Théâtre: «Un Reel ben beau, ben triste» de Jeanne-Mance Delisle: les sanglots du violon à une corde

par Yanik Comeau (Comunik Média/ZoneCulture)

Depuis plusieurs années, je déplore que notre jeune dramaturgie ne puisse pas développer une véritable banque de classiques parce que trop peu de nos pièces sont reprises. Bien sûr, il ne s’agit pas de tomber dans l’autre extrême et de se noyer dans la nostalgie parce qu’après tout, nous avons un vigoureux bassin de créateurs aux plumes prolifiques mais que certains de nos auteurs voient leurs pièces produites davantage à l’étranger et dans différentes langues mais très peu chez nous a quand même quelque chose d’étonnant.



Voilà pourquoi je me suis réjoui lorsque Lorraine Pintal a programmé Bilan de Marcel Dubé, que Claude Poissant a monté Bonjour, là, bonjour de Michel Tremblay, que Denise Filiatrault a ressuscité Les Fées ont soif de Denise Boucher (une production qui a connu un succès foudrayant, au-delà de toutes les attentes), que Duceppe a annoncé une nouvelle production de Moi, dans les ruines rouges du siècle d’Olivier Kemeid et que le Rideau Vert a dévoilé qu’il allait proposer Un Reel ben beau, ben triste de Jeanne-Mance Delisle, une pièce qui a été créée en 1979 et dont les deux seules autres productions professionnelles connues remontent à 1981 au TNM et 1993 à La Bordée.

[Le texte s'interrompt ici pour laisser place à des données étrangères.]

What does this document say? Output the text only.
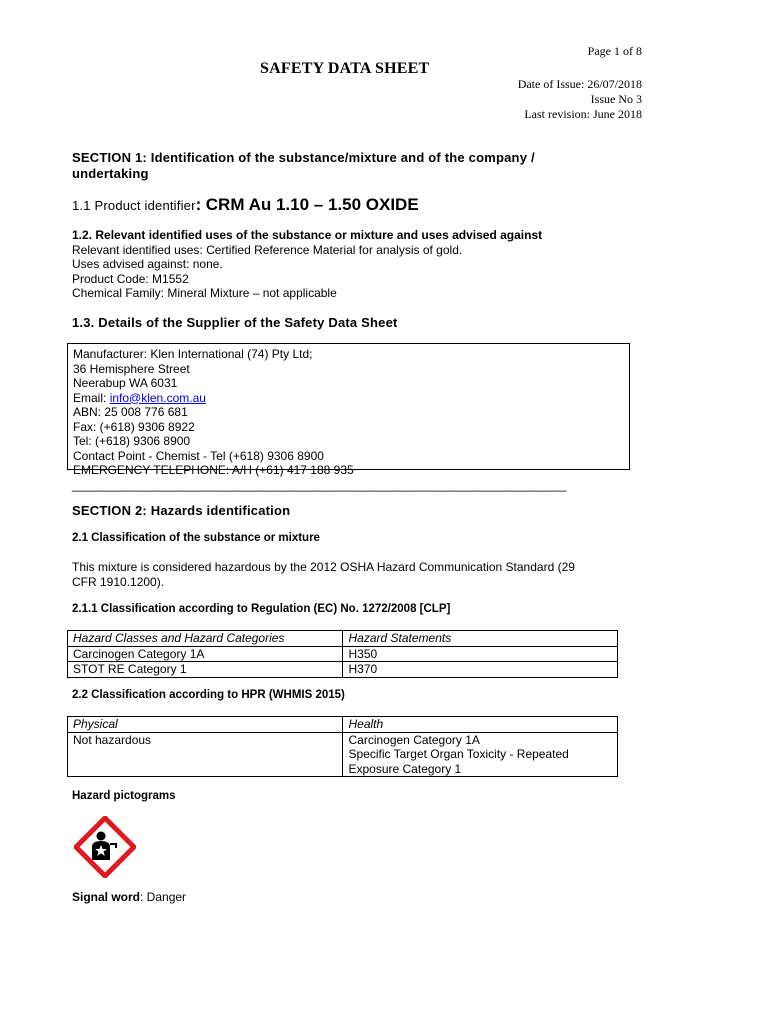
Page 1 of 8
SAFETY DATA SHEET
Date of Issue: 26/07/2018
Issue No 3
Last revision: June 2018
SECTION 1: Identification of the substance/mixture and of the company /
undertaking
1.1 Product identifier: CRM Au 1.10 – 1.50 OXIDE
1.2. Relevant identified uses of the substance or mixture and uses advised against
Relevant identified uses: Certified Reference Material for analysis of gold.
Uses advised against: none.
Product Code: M1552
Chemical Family: Mineral Mixture – not applicable
1.3. Details of the Supplier of the Safety Data Sheet
Manufacturer: Klen International (74) Pty Ltd;
36 Hemisphere Street
Neerabup WA 6031
Email: info@klen.com.au
ABN: 25 008 776 681
Fax: (+618) 9306 8922
Tel: (+618) 9306 8900
Contact Point - Chemist - Tel (+618) 9306 8900
EMERGENCY TELEPHONE: A/H (+61) 417 188 935
________________________________________________________________________________
SECTION 2: Hazards identification
2.1 Classification of the substance or mixture
This mixture is considered hazardous by the 2012 OSHA Hazard Communication Standard (29
CFR 1910.1200).
2.1.1 Classification according to Regulation (EC) No. 1272/2008 [CLP]
Hazard Classes and Hazard Categories	Hazard Statements
Carcinogen Category 1A	H350
STOT RE Category 1	H370
2.2 Classification according to HPR (WHMIS 2015)
Physical	Health
Not hazardous	Carcinogen Category 1A
Specific Target Organ Toxicity - Repeated
Exposure Category 1
Hazard pictograms
Signal word: Danger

Qualifiée très justement de «diamant noir» de la dramaturgie québécoise dans la promotion du Rideau Vert, cette pièce – dure, crue, écrite dans une langue drue et sans compromis et créée seulement onze ans après le «scandale» des Belles-Sœurs – propose une thématique dure (violence familiale et conjugale, physique et psychologique, inceste) avec des personnages plus grands que nature. Bien que je me rappelle l’avoir lue lorsque les Éditions de la Pleine Lune l’ont publiée il y a plus de trente ans, j’avais oublié à quel point les mots étaient d’une violence inouïe. Évidemment, lorsque je l’ai lue il y a plus de trente ans, nous n’étions pas dans une ère où la moindre virgule devait être déplacée pour ne pas heurter la sensibilité de qui que ce soit. Mais il faut néanmoins applaudir le courage de l’équipe qui a pris le pari de monter la pièce sans dénaturer son texte. Parce qu’après tout, pourquoi la monter si c’est pour la caviarder ?



Ainsi, cinq ans après avoir ouvert la saison avec Les Fées ont soif, le Rideau Vert ouvre sa saison (L’Ombre était un spectacle pré-saison, après tout) avec un texte qui aura fait un moins gros scandale à l’époque de sa création mais qui, aujourd’hui, heurte encore plus les sensibilités. C’est à Marc Béland que l’on a confié la mise en scène, lui qui n’est pas étranger aux pièces dures et aux personnages noirs (Being at Home with Claude, Caligula, l’univers de Claude Gauvreau, celui de Wajdi Mouawad…) et qui dirige une distribution formidable dans un décor sinistre et suffoquant de Charlotte Rouleau et des éclairages ingénieux de Cédric Delorme-Bouchard qui frôlent le macabre.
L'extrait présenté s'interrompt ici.